Art lovers often ask artists, ‘Where do your images come from?’ At SOFA Chicago, Nancy Worden, wearing a vintage dress given to her by her grandmother, treated her audience to a chronology of her creative influences and creative output.Worden credited the encouragement of her family and the mentorship of five influential instructors with fostering her youthful creative urges.

Worden grew up in small-town Ellensburg, Washington where her art-loving parents were professors at Central Washington University. In her family, though, it was her grandmother’s love of ‘nice things’ that inspired her deep appreciation for jewelry. Her creative life as a studio jeweler began when she was a gifted high school student taking college classes from Professor Ken Cory at C.W.U., who reluctantly allowed her to take his class and whose program was significantly influenced by Ramona Solberg and Don and Merrily Tompkins. Cory challenged her to explore concept and meaning in her jewelry design. Cory’s mentorship grew into a deep friendship. After his untimely death, Worden curated a major retrospective exhibition and co-authored a publication of Cory’s work.

Worden credits University of Georgia master craftsman Gary Noffke with stregthening her technical competence and teaching her to work intuitively. She credits the years she spent at a jewelry-store bench with instilling the ability to work quickly.

While working for the Northwest Folk Life Festival, Worden was exposed to a multitude of cultural forms of costume and adornment. Across all cultures, jewelry is a personalized art form used to communicate real or desired status, commemorate significant achievements, events or rites of passage. She credits this experience with motivating her to work in a more personal and narrative style, to creatively assert the relationship between her artistic expression and her cultural context as a contemporary American woman.
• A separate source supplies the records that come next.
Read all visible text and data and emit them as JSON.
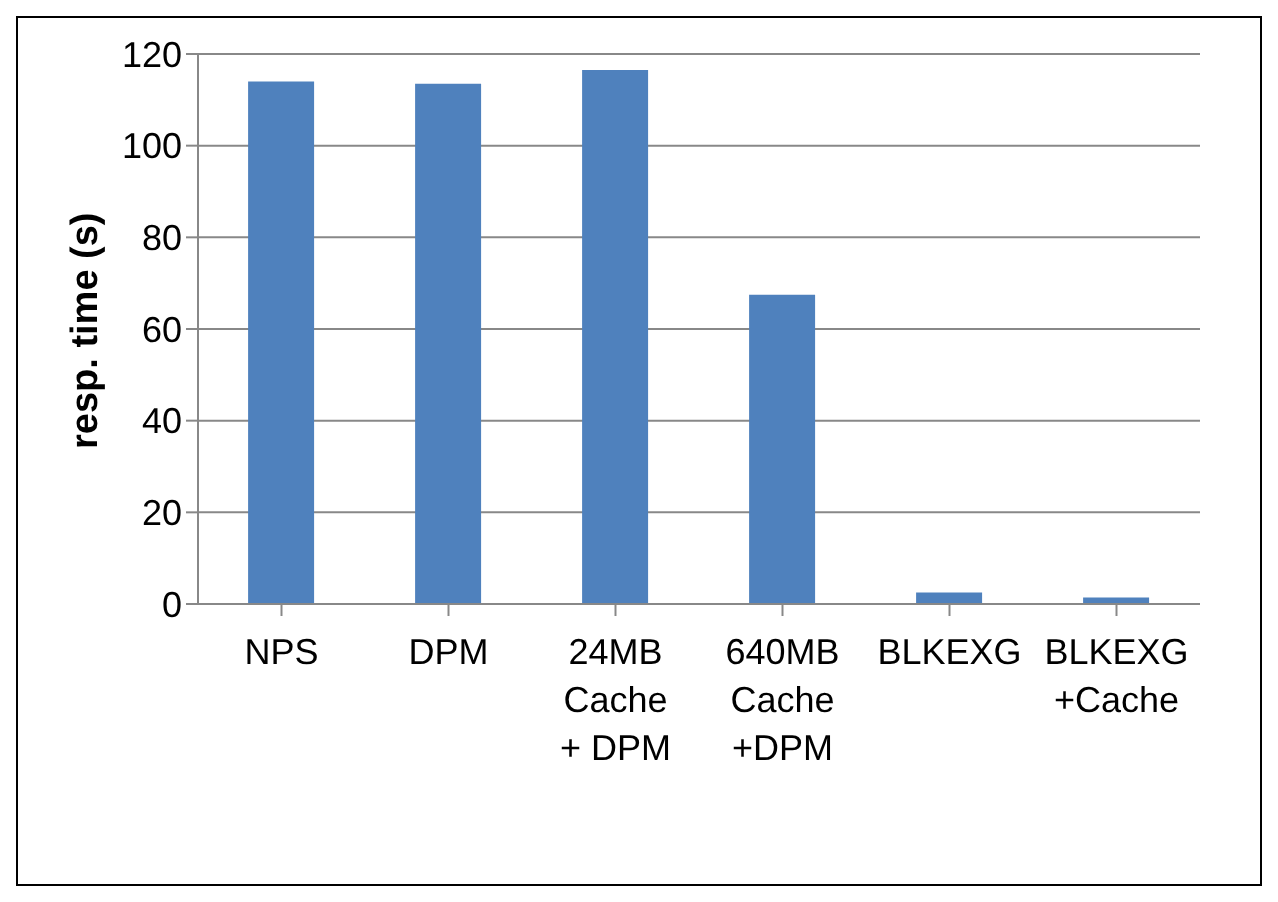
{
  "chart_data": {
    "type": "bar",
    "ylabel": "resp. time (s)",
    "categories": [
      "NPS",
      "DPM",
      "24MB\nCache\n+ DPM",
      "640MB\nCache\n+DPM",
      "BLKEXG",
      "BLKEXG\n+Cache"
    ],
    "values": [
      114,
      113.5,
      116.5,
      67.5,
      2.5,
      1.4
    ],
    "color": "#4f81bd",
    "ylim": [
      0,
      120
    ],
    "yticks": [
      0,
      20,
      40,
      60,
      80,
      100,
      120
    ],
    "grid": "y",
    "legend": false
  }
}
Her work demonstrates an ability to articulate her life experiences, deep curiosities and heartfelt passions while simultaneously striking a universal chord among an appreciative audience.

Today, Worden’s career is that of a relevant and established artist with a master’s ability to deliver cultural commentary. A retrospective of her work is coming in 2008 to the Tacoma Museum of Art. Her work is in major private and public collections in the United States and Europe and has been published in books and magazines such as OrnamentMetalsmithAmerican Craft and Sculpture. She lives in Seattle with her husband, daughter and three cats.

To collectors she offers this advice: ‘Buy things you absolutely love, understand that you are a caretaker of the object, plan for a proper home for the work upon your demise and most important – wear it!’